WA does not warrant that Software will operate uninterrupted, or that it will be free from minor defects or errors that do not materially affect its performance, or that the applications contained therein are designed to meet all of Customer's requirements. WA DISCLAIMS ALL OTHER WARRANTIES, EXPRESS OR IMPLIED, INCLUDING, WITHOUT LIMITATION, ANY IMPLIED WARRANTIES OF MERCHANTABILITY OR FITNESS FOR A PARTICULAR PURPOSE.
Each party shall maintain in confidence all confidential information of the other party identified by such party as commercially sensitive, proprietary, confidential, or trade secret, whether or not marked “confidential” or other similar legend, and shall not disclose such confidential information to any third party at any time except to those of its personnel or agents as are necessary in connection with such party’s activities as contemplated by this Agreement and who are bound by confidentiality obligations with such party at least as restrictive as those contained herein. In maintaining the confidentiality of the confidential information of the other party, each party shall exercise the same degree of care that it exercises to prevent the unauthorized use, dissemination, or publication of its own confidential information and in no event less than a reasonable degree of care. Both parties shall ensure that each of its personnel and agents holds in confidence and makes no use of the confidential information of the other party for any purposes other than those permitted under this Agreement or otherwise required by law. Neither party shall reverse engineer, disassemble, or decompile any products, prototypes, software, or other tangible objects that embody confidential information of the other party.
NEITHER PARTY SHALL BE LIABLE TO THE OTHER IN ANY AMOUNT FOR SPECIAL, INCIDENTAL, CONSEQUENTIAL, OR INDIRECT DAMAGES, LOSS OF GOODWILL OR BUSINESS PROFITS, WORK STOPPAGE, DATA LOSS, COMPUTER FAILURE OR MALFUNCTION, OR EXEMPLARY OR PUNITIVE DAMAGES RESULTING FROM ANY DEFAULT IN PERFORMANCE OF THIS AGREEMENT. NOT BY WAY OF LIMITATION TO THE FOREGOING, NEITHER PARTY WILL BE LIABLE TO THE OTHER PARTY FOR DIRECT DAMAGES RESULTING FROM ANY DEFAULT IN PERFORMANCE OF THIS AGREEMENT IN AN AMOUNT GREATER THAN THE FEE FOR SERVICES PAYABLEBY CUSTOMER FOR THE 12-MONTH PERIODPRECEDING THE DATE SUCH DAMAGES OCCURRED.
This Agreement including, without limitation, as to arbitration and as to injunctive and provisional relief shall be solely governed by and interpreted in accordance with the laws of the State of New York without regard to principles of conflicts of laws, whether designated by federal or state laws, and in all instances without regard to the United Nations Convention on Contracts for the International Sale of Goods. Any controversy or claim arising out of or relating to this Agreement, or the breach thereof, shall be determined by arbitration administered by the American Arbitration Association in accordance with its International Arbitration Rules. The number of arbitrators shall be three, the place of arbitration shall be New York, New York, and the language(s) of the arbitration shall be English.

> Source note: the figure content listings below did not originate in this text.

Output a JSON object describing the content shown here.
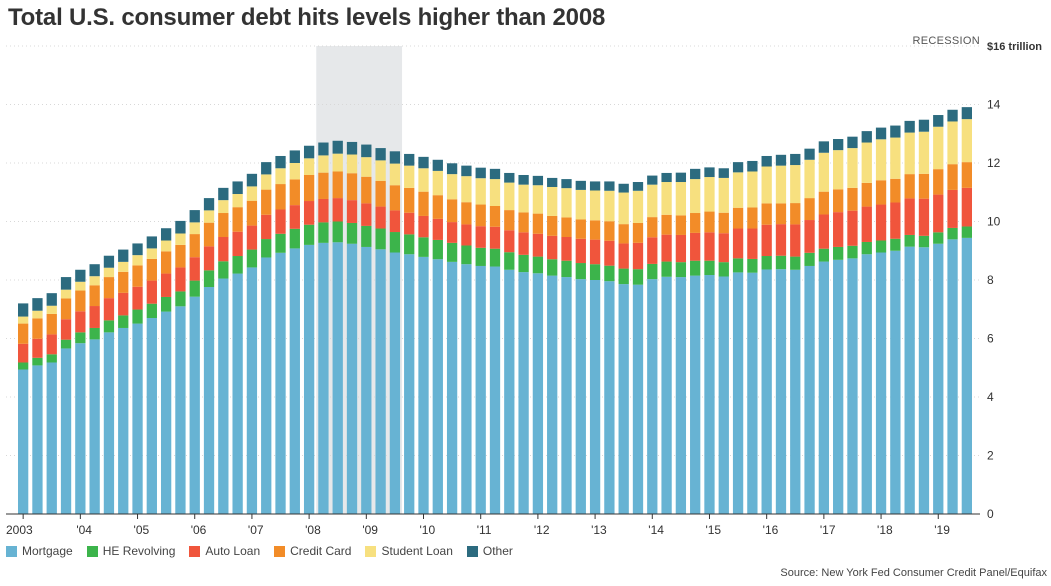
{
  "title": "Total U.S. consumer debt hits levels higher than 2008",
  "source": "Source: New York Fed Consumer Credit Panel/Equifax",
  "recession_label": "RECESSION",
  "colors": {
    "Mortgage": "#67b3d3",
    "HE Revolving": "#3cb44b",
    "Auto Loan": "#f0553c",
    "Credit Card": "#f28c28",
    "Student Loan": "#f7e07f",
    "Other": "#2c6b7f",
    "recession": "#e6e8ea",
    "grid": "#d8d8d8",
    "axis": "#333333"
  },
  "chart_data": {
    "type": "bar",
    "stacked": true,
    "unit": "$ trillion",
    "x_tick_labels": [
      "2003",
      "'04",
      "'05",
      "'06",
      "'07",
      "'08",
      "'09",
      "'10",
      "'11",
      "'12",
      "'13",
      "'14",
      "'15",
      "'16",
      "'17",
      "'18",
      "'19"
    ],
    "y_tick_labels": [
      "0",
      "2",
      "4",
      "6",
      "8",
      "10",
      "12",
      "14",
      "$16 trillion"
    ],
    "ylim": [
      0,
      16
    ],
    "grid": true,
    "legend_position": "bottom-left",
    "recession": {
      "start_index": 21,
      "end_index": 26
    },
    "categories": [
      "Q1 2003",
      "Q2 2003",
      "Q3 2003",
      "Q4 2003",
      "Q1 2004",
      "Q2 2004",
      "Q3 2004",
      "Q4 2004",
      "Q1 2005",
      "Q2 2005",
      "Q3 2005",
      "Q4 2005",
      "Q1 2006",
      "Q2 2006",
      "Q3 2006",
      "Q4 2006",
      "Q1 2007",
      "Q2 2007",
      "Q3 2007",
      "Q4 2007",
      "Q1 2008",
      "Q2 2008",
      "Q3 2008",
      "Q4 2008",
      "Q1 2009",
      "Q2 2009",
      "Q3 2009",
      "Q4 2009",
      "Q1 2010",
      "Q2 2010",
      "Q3 2010",
      "Q4 2010",
      "Q1 2011",
      "Q2 2011",
      "Q3 2011",
      "Q4 2011",
      "Q1 2012",
      "Q2 2012",
      "Q3 2012",
      "Q4 2012",
      "Q1 2013",
      "Q2 2013",
      "Q3 2013",
      "Q4 2013",
      "Q1 2014",
      "Q2 2014",
      "Q3 2014",
      "Q4 2014",
      "Q1 2015",
      "Q2 2015",
      "Q3 2015",
      "Q4 2015",
      "Q1 2016",
      "Q2 2016",
      "Q3 2016",
      "Q4 2016",
      "Q1 2017",
      "Q2 2017",
      "Q3 2017",
      "Q4 2017",
      "Q1 2018",
      "Q2 2018",
      "Q3 2018",
      "Q4 2018",
      "Q1 2019",
      "Q2 2019",
      "Q3 2019"
    ],
    "series": [
      {
        "name": "Mortgage",
        "values": [
          4.94,
          5.08,
          5.18,
          5.66,
          5.84,
          5.97,
          6.21,
          6.36,
          6.51,
          6.7,
          6.92,
          7.1,
          7.43,
          7.76,
          8.05,
          8.22,
          8.43,
          8.77,
          8.93,
          9.08,
          9.2,
          9.27,
          9.29,
          9.24,
          9.13,
          9.05,
          8.94,
          8.88,
          8.79,
          8.71,
          8.62,
          8.54,
          8.48,
          8.46,
          8.35,
          8.27,
          8.23,
          8.15,
          8.1,
          8.03,
          8.0,
          7.96,
          7.86,
          7.84,
          8.03,
          8.11,
          8.1,
          8.15,
          8.17,
          8.12,
          8.26,
          8.25,
          8.36,
          8.37,
          8.35,
          8.48,
          8.63,
          8.69,
          8.74,
          8.88,
          8.94,
          9.0,
          9.14,
          9.12,
          9.24,
          9.39,
          9.44
        ]
      },
      {
        "name": "HE Revolving",
        "values": [
          0.24,
          0.26,
          0.28,
          0.3,
          0.37,
          0.39,
          0.41,
          0.43,
          0.48,
          0.49,
          0.5,
          0.51,
          0.55,
          0.57,
          0.59,
          0.6,
          0.61,
          0.63,
          0.65,
          0.67,
          0.69,
          0.7,
          0.71,
          0.71,
          0.72,
          0.71,
          0.7,
          0.68,
          0.67,
          0.66,
          0.65,
          0.64,
          0.62,
          0.61,
          0.6,
          0.59,
          0.57,
          0.56,
          0.56,
          0.55,
          0.54,
          0.53,
          0.53,
          0.53,
          0.52,
          0.52,
          0.51,
          0.51,
          0.49,
          0.49,
          0.48,
          0.47,
          0.46,
          0.46,
          0.45,
          0.45,
          0.44,
          0.44,
          0.43,
          0.42,
          0.41,
          0.41,
          0.4,
          0.39,
          0.39,
          0.39,
          0.39
        ]
      },
      {
        "name": "Auto Loan",
        "values": [
          0.64,
          0.65,
          0.68,
          0.7,
          0.72,
          0.75,
          0.76,
          0.77,
          0.78,
          0.79,
          0.8,
          0.82,
          0.8,
          0.82,
          0.83,
          0.83,
          0.82,
          0.83,
          0.83,
          0.81,
          0.81,
          0.8,
          0.8,
          0.78,
          0.77,
          0.75,
          0.74,
          0.74,
          0.73,
          0.72,
          0.71,
          0.72,
          0.74,
          0.75,
          0.75,
          0.77,
          0.78,
          0.8,
          0.81,
          0.83,
          0.84,
          0.85,
          0.86,
          0.9,
          0.91,
          0.92,
          0.93,
          0.95,
          0.97,
          0.99,
          1.02,
          1.04,
          1.07,
          1.08,
          1.1,
          1.12,
          1.17,
          1.19,
          1.2,
          1.21,
          1.23,
          1.24,
          1.25,
          1.27,
          1.29,
          1.3,
          1.32
        ]
      },
      {
        "name": "Credit Card",
        "values": [
          0.69,
          0.7,
          0.7,
          0.71,
          0.71,
          0.71,
          0.72,
          0.72,
          0.73,
          0.74,
          0.76,
          0.77,
          0.79,
          0.81,
          0.82,
          0.84,
          0.85,
          0.86,
          0.87,
          0.88,
          0.89,
          0.9,
          0.91,
          0.92,
          0.91,
          0.88,
          0.86,
          0.85,
          0.83,
          0.81,
          0.78,
          0.76,
          0.74,
          0.71,
          0.69,
          0.68,
          0.69,
          0.68,
          0.67,
          0.66,
          0.66,
          0.67,
          0.66,
          0.68,
          0.69,
          0.68,
          0.67,
          0.68,
          0.71,
          0.7,
          0.71,
          0.72,
          0.73,
          0.71,
          0.73,
          0.75,
          0.78,
          0.78,
          0.78,
          0.81,
          0.83,
          0.81,
          0.83,
          0.85,
          0.87,
          0.88,
          0.88
        ]
      },
      {
        "name": "Student Loan",
        "values": [
          0.24,
          0.26,
          0.28,
          0.3,
          0.3,
          0.31,
          0.32,
          0.34,
          0.35,
          0.36,
          0.37,
          0.39,
          0.4,
          0.42,
          0.44,
          0.45,
          0.49,
          0.52,
          0.54,
          0.56,
          0.57,
          0.59,
          0.61,
          0.64,
          0.67,
          0.7,
          0.74,
          0.76,
          0.8,
          0.83,
          0.86,
          0.89,
          0.9,
          0.92,
          0.94,
          0.95,
          0.97,
          0.99,
          1.0,
          1.01,
          1.02,
          1.04,
          1.08,
          1.1,
          1.11,
          1.12,
          1.14,
          1.16,
          1.18,
          1.19,
          1.21,
          1.23,
          1.26,
          1.29,
          1.3,
          1.31,
          1.33,
          1.34,
          1.36,
          1.38,
          1.4,
          1.41,
          1.42,
          1.44,
          1.45,
          1.46,
          1.47
        ]
      },
      {
        "name": "Other",
        "values": [
          0.45,
          0.43,
          0.43,
          0.43,
          0.41,
          0.41,
          0.41,
          0.42,
          0.4,
          0.41,
          0.42,
          0.43,
          0.42,
          0.42,
          0.42,
          0.43,
          0.43,
          0.42,
          0.42,
          0.43,
          0.43,
          0.44,
          0.44,
          0.43,
          0.43,
          0.42,
          0.42,
          0.4,
          0.39,
          0.38,
          0.37,
          0.36,
          0.36,
          0.35,
          0.33,
          0.33,
          0.32,
          0.31,
          0.31,
          0.31,
          0.31,
          0.32,
          0.3,
          0.3,
          0.31,
          0.31,
          0.32,
          0.35,
          0.33,
          0.33,
          0.35,
          0.36,
          0.36,
          0.37,
          0.38,
          0.38,
          0.39,
          0.38,
          0.39,
          0.39,
          0.4,
          0.41,
          0.4,
          0.41,
          0.4,
          0.4,
          0.41
        ]
      }
    ]
  }
}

Any delay or nonperformance of any provision of this Agreement (other than payment of fees for Services due hereunder) caused by conditions beyond the reasonable control of the performing party shall not constitute a breach of this Agreement, and the time for performance of such provision, if any, shall be deemed to be extended for a period equal to the duration of the conditions preventing performance. The provision of Services hereunder is limited to Customer; This Agreement may be modified only in a writing signed by both parties. This Agreement shall prevail over any additional, conflicting, or inconsistent terms and conditions that may appear on any purchase order or other document furnished by Customer to WA.
Customer acknowledges that the terms and conditions of this Agreement were explained by WA and Customer understands and agrees that if this Agreement is not purchased, any services or replacement parts required after expiration of the standard warranty for devices purchased by Customer will be furnished to Customer at WA's standard pricing.